Zulme boyun eğmedim; bu da onlara dert oldu
Cömert, anlatırken yeniden yaşıyor o günleri adeta: “Yaşadığım anlaşılınca yaralı halimle tekrar beni gözaltına aldılar. Ağabeyim Aziz’in yerini öğrenmek istiyorlardı. Eskiden Kız Meslek Okulu olan bir yeri işkence merkezine dönüştürmüşlerdi. Halk arasında ‘Pirim Palas’ olarak tanınıyordu. 33 gün boyunca burada bana işkence yaptılar. Bu yetmiyormuş gibi annemi babamı gözaltına alıp yanıma getirdiler. Elektrik, askı, kaba dayak, soğuk su, falaka üzerimde denemedikleri işkence yöntemi kalmadı. Buna rağmen direncimi korudum. Zulme boyun eğmedim. Bu da onlara dert olsun diyorum. Ağabeyim Aziz Cömert, 10 Eylül 1987’de Antep’in bir köyünde bir ihbar sonucu yaşanan çatışmada yaşamını yitirdi. Yine hala oğlum Aziz Bilgiç de, Özgürlük Mücadelesi saflarındayken Başurê Kürdistan’da KDP tarafından şehit edildi.”
‘Aziz’ İsmini oğluma taktım
Yaşanan onca zulme direnen Yusuf Cömert hayatın hiç de soyadı gibi cömert davranmadığına da sitem ediyor: “Bunca güzelliğin olduğu bir dünyada bizim payımıza hep acı düşüyor. Abimin ve hala oğlumun şehadetinden sonra da baskılar durmadı. Devletin gözünde hepimiz teröristtik. Çalışamaz hale gelince, maddi durumumda gittikçe kötüleşti.
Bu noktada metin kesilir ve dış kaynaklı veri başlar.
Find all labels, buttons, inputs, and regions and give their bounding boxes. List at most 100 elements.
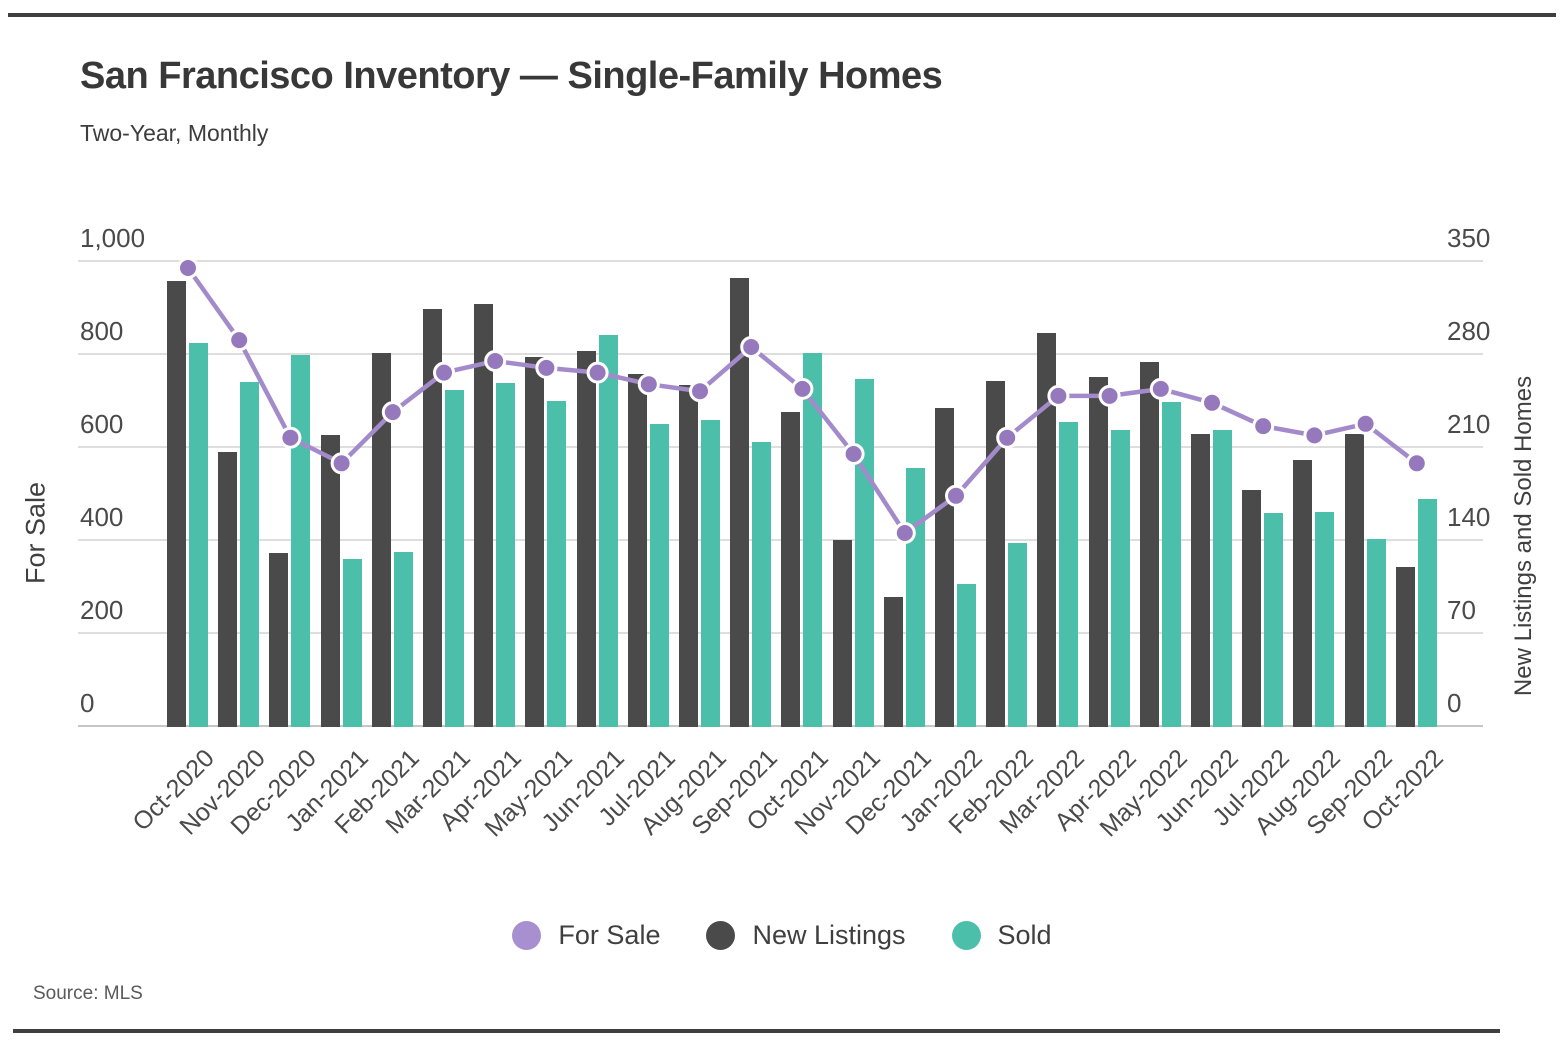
for-sale-point [996, 426, 1019, 449]
bar-sold [1315, 512, 1335, 727]
bar-new-listings [1037, 332, 1057, 727]
bar-sold [1008, 542, 1028, 727]
gridline [78, 446, 1483, 448]
left-axis-title: For Sale [20, 481, 51, 585]
for-sale-point [433, 361, 455, 384]
for-sale-point [637, 373, 660, 396]
y-tick-right: 280 [1447, 316, 1491, 346]
for-sale-point [945, 484, 967, 507]
for-sale-point [1201, 391, 1223, 414]
bar-sold [547, 400, 567, 727]
bar-sold [1213, 429, 1232, 727]
y-tick-left: 800 [80, 316, 124, 346]
bar-sold [1110, 429, 1130, 727]
bar-new-listings [883, 597, 903, 727]
bar-sold [752, 441, 772, 727]
bar-new-listings [1293, 460, 1313, 727]
bar-new-listings [218, 452, 238, 727]
bar-new-listings [679, 384, 698, 727]
bar-sold [445, 389, 464, 727]
bar-new-listings [576, 351, 596, 727]
bar-new-listings [474, 303, 494, 727]
y-tick-right: 70 [1447, 595, 1476, 625]
gridline [78, 725, 1483, 727]
right-axis-title: New Listings and Sold Homes [1510, 375, 1537, 697]
bar-new-listings [423, 308, 442, 727]
top-border-rule [8, 13, 1556, 17]
bar-sold [701, 420, 720, 727]
bar-sold [957, 583, 976, 727]
bar-sold [1417, 498, 1437, 727]
bar-new-listings [371, 352, 391, 727]
for-sale-point [228, 329, 251, 352]
bar-new-listings [1139, 361, 1159, 727]
for-sale-point [1098, 384, 1121, 407]
legend-label-new-listings: New Listings [752, 919, 906, 950]
bar-sold [649, 424, 669, 727]
y-tick-left: 400 [80, 502, 124, 532]
bar-new-listings [1088, 376, 1108, 727]
gridline [78, 539, 1483, 541]
y-tick-right: 210 [1447, 409, 1491, 439]
for-sale-point [689, 380, 711, 403]
for-sale-point [279, 426, 302, 449]
for-sale-point [381, 401, 404, 424]
bar-sold [803, 352, 823, 727]
legend-label-for-sale: For Sale [558, 919, 661, 950]
bar-sold [393, 551, 413, 727]
y-tick-right: 0 [1447, 688, 1462, 718]
for-sale-point [484, 350, 507, 372]
bar-new-listings [832, 540, 852, 727]
bar-sold [189, 343, 208, 727]
bar-new-listings [320, 435, 340, 727]
bar-new-listings [269, 553, 289, 727]
for-sale-point [1405, 452, 1428, 475]
for-sale-point [1149, 377, 1172, 400]
source-note: Source: MLS [33, 983, 143, 1004]
legend: For Sale New Listings Sold [0, 912, 1564, 958]
for-sale-point [893, 522, 916, 544]
bar-sold [291, 355, 311, 727]
for-sale-point [177, 257, 199, 279]
bar-sold [240, 381, 260, 727]
legend-item-sold: Sold [951, 920, 1052, 951]
y-tick-left: 0 [80, 688, 95, 718]
sold-swatch-icon [951, 920, 981, 950]
bar-new-listings [1242, 489, 1262, 727]
for-sale-point [842, 443, 865, 465]
gridline [78, 632, 1483, 634]
y-tick-right: 350 [1447, 223, 1491, 253]
for-sale-point [1354, 412, 1377, 435]
bar-new-listings [1344, 433, 1364, 727]
bar-new-listings [1191, 433, 1210, 727]
for-sale-point [1252, 415, 1275, 438]
chart-title: San Francisco Inventory — Single-Family … [80, 55, 943, 97]
bar-sold [598, 335, 618, 727]
bar-new-listings [986, 380, 1006, 727]
y-tick-left: 1,000 [80, 223, 146, 253]
bar-new-listings [167, 280, 186, 727]
y-tick-left: 600 [80, 409, 124, 439]
bar-sold [1161, 401, 1181, 727]
bar-new-listings [525, 356, 545, 727]
bar-sold [1059, 421, 1079, 727]
for-sale-point [330, 452, 353, 475]
bottom-border-rule [13, 1029, 1500, 1033]
for-sale-point [791, 377, 814, 400]
y-tick-right: 140 [1447, 502, 1491, 532]
legend-item-for-sale: For Sale [512, 920, 660, 951]
y-tick-left: 200 [80, 595, 124, 625]
new-listings-swatch-icon [706, 920, 736, 950]
bar-new-listings [627, 373, 647, 727]
for-sale-point [535, 356, 558, 379]
gridline [78, 353, 1483, 355]
for-sale-point [1047, 384, 1070, 407]
bar-new-listings [730, 278, 750, 727]
bar-sold [1264, 513, 1284, 727]
gridline [78, 260, 1483, 262]
bar-new-listings [1395, 566, 1415, 727]
bar-sold [342, 558, 362, 727]
chart-subtitle: Two-Year, Monthly [80, 120, 269, 146]
for-sale-swatch-icon [512, 920, 542, 950]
Bunun üzerine, 1991’de Almanya’ya gelerek iltica talebinde bulundum. Geldikten sonra bir oğlum oldu. Abime ve davasına duyduğum saygı ve bağlılıktan dolayı oğlumun adını ‘Aziz’ koydum. Elimden geldiğince de yurtseverlik görevlerimi yerine getirmeye çalışıyorum. Hamburg Şehit Aileleri Komisyonu’nda yer alıyorum. Şehit ailelerinin daha fazla örgütlenerek bir araya gelmeleri gerekiyor. Bizler her ne kadar burada yaşıyor olsak da kalbimiz, yüreğimiz her zaman ülkemiz için atmalı. Şehitlerimizi her zaman saygı ve minnetle anmamız gerekiyor.”